Enjoy a quick dinner tonight!

Chicken and Broccoli

  • 1-1/2 pound boneless chicken breast, sliced Very Thin
  • 1/2 cup Low Sodium Soy Sauce
  • 3 Tablespoons Sherry Or Cooking Sherry
  • 2 Tablespoons Brown Sugar
  • 2 Tablespoons Cornstarch
  • 1 Tablespoon Minced Fresh Ginger
  • 12 ounces, clean ready to cook broccoli florets.
  • 4 whole Scallions, Cut Into Half-inch Pieces On The Diagonal
  • Salt As Needed (use Sparingly)
  • 3 teaspoons Peanut Or canola oil (divided)
  • Crushed Red Pepper, For Sprinkling
  • Jasmine Or Long Grain Rice, Cooked According To Package

In a bowl, mix together soy sauce, sherry, brown sugar, cornstarch, and ginger. Pour half the liquid over the sliced chicken in a bowl and toss with tongs Reserve the other half of the liquid. Set aside.

Heat 1 tsp. of the oil in a heavy skillet or wok over high heat. Add the broccoli and stir for a minute or two. Remove to a separate plate. Set aside.
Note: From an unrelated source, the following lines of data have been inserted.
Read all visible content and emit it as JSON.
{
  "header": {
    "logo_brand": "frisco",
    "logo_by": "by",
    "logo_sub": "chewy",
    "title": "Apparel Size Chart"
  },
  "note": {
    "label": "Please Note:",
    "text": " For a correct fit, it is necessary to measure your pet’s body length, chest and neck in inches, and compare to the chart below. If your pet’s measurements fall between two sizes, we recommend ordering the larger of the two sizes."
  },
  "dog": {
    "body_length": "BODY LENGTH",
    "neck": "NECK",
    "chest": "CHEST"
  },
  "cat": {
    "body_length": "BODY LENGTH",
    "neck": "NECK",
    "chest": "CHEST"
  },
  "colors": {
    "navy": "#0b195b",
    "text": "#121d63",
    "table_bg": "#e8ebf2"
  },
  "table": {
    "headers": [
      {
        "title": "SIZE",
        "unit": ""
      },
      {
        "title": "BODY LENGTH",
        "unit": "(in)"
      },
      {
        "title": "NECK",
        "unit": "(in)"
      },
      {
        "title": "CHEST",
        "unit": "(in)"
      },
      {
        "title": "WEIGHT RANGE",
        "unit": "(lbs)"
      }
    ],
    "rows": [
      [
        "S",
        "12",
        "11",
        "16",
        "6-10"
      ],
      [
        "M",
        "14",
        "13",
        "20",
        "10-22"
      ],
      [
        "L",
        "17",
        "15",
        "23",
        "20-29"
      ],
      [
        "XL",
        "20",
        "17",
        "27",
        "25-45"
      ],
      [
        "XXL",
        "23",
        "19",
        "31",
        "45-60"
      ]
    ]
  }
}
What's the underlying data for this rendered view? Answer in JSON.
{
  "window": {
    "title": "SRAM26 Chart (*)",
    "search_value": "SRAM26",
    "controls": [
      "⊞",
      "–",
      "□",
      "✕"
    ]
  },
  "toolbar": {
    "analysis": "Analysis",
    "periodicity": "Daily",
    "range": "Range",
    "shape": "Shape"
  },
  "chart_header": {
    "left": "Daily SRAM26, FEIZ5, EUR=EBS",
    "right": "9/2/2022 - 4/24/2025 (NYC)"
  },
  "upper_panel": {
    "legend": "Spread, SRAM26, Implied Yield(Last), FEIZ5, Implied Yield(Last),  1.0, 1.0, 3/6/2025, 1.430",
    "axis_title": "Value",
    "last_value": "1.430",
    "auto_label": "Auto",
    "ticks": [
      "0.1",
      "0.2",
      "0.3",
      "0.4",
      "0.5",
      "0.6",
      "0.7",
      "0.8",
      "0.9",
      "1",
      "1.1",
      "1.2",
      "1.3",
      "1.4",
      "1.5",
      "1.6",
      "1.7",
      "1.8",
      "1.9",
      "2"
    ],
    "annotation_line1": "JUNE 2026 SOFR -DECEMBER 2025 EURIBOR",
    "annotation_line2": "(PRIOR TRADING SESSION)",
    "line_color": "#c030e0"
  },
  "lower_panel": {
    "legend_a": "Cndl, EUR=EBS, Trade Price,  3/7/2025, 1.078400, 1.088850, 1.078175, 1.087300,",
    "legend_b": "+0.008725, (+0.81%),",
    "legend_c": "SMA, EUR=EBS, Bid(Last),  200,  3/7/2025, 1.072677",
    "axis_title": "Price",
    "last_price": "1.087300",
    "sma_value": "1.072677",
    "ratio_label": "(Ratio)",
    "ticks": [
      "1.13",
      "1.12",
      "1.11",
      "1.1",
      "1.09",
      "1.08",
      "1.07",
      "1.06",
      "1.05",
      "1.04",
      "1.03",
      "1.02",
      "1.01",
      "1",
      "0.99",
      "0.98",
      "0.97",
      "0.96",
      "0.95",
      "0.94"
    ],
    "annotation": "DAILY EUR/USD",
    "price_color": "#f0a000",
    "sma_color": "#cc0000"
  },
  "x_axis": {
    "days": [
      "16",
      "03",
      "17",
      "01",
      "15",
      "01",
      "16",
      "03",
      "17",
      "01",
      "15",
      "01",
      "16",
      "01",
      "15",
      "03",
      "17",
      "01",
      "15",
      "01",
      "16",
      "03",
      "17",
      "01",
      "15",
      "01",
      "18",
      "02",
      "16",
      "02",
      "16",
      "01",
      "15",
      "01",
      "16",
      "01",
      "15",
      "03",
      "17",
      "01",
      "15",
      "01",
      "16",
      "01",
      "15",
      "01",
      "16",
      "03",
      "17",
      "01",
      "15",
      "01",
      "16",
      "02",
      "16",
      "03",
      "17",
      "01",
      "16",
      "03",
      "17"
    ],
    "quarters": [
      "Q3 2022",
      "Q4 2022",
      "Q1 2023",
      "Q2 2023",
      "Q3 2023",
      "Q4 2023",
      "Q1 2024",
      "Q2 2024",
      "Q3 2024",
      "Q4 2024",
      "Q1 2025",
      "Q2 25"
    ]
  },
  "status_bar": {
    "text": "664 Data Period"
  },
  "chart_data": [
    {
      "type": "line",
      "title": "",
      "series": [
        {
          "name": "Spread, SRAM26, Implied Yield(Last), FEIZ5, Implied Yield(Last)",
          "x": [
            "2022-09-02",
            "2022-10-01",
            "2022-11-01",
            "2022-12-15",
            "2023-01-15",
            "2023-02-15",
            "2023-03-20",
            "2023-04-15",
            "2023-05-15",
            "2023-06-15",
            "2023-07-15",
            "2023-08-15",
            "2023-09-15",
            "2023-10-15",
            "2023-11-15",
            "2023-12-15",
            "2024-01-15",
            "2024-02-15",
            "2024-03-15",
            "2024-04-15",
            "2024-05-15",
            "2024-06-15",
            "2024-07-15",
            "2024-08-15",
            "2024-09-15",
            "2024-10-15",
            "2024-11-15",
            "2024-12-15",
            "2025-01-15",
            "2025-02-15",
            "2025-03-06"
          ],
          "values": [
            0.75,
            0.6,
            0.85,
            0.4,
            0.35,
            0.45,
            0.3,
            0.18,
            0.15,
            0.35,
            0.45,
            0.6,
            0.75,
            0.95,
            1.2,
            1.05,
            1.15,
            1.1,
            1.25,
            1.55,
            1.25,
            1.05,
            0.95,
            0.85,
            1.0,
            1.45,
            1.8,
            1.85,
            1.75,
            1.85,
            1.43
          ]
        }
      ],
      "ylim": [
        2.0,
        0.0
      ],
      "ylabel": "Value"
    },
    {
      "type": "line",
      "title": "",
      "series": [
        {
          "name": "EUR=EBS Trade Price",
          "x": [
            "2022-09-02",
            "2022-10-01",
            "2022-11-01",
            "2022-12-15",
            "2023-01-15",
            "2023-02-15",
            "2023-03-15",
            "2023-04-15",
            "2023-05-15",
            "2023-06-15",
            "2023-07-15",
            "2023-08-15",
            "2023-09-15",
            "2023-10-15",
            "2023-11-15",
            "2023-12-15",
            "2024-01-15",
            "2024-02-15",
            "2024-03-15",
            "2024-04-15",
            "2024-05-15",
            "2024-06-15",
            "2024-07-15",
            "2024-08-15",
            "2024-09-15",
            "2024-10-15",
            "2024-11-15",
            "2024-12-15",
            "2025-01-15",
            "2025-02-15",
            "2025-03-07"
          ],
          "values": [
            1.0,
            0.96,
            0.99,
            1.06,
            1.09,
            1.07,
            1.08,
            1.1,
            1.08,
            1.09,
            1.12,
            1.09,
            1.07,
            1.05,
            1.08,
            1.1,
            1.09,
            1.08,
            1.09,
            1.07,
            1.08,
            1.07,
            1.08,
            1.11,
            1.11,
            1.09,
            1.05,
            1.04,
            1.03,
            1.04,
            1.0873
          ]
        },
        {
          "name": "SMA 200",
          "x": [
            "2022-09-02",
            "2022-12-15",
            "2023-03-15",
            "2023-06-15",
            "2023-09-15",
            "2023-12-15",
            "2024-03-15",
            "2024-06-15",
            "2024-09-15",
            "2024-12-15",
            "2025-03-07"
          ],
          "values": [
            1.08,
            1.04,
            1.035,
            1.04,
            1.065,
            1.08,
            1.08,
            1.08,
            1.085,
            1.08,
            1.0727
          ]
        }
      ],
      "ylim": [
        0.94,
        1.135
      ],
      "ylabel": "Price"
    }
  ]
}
Allow pan to get very hot again. Add another teaspoon of oil. With tongs, add half the chicken mixture, leaving most of the marinade still in the bowl. Add half the scallions. Spread out the chicken as you add it to pan, but do not stir for a good minute. (You want the chicken to get as brown as possible. Turn meat to the other side and cook for another minute until its cooked through. Remove to a clean plate.

Add another teaspoon of oil and repeat with other half of chicken , allowing pan to get very hot again first. After turning it, add the first plateful of chicken, the rest of the marinade, and the broccoli. Stir over high heat for a minute or 2, then turn off heat. Check seasonings and add salt only if it needs it. Mixture will thicken as it sits.

Serve immediately with rice. Sprinkle crushed red pepper over the top to give it some spice.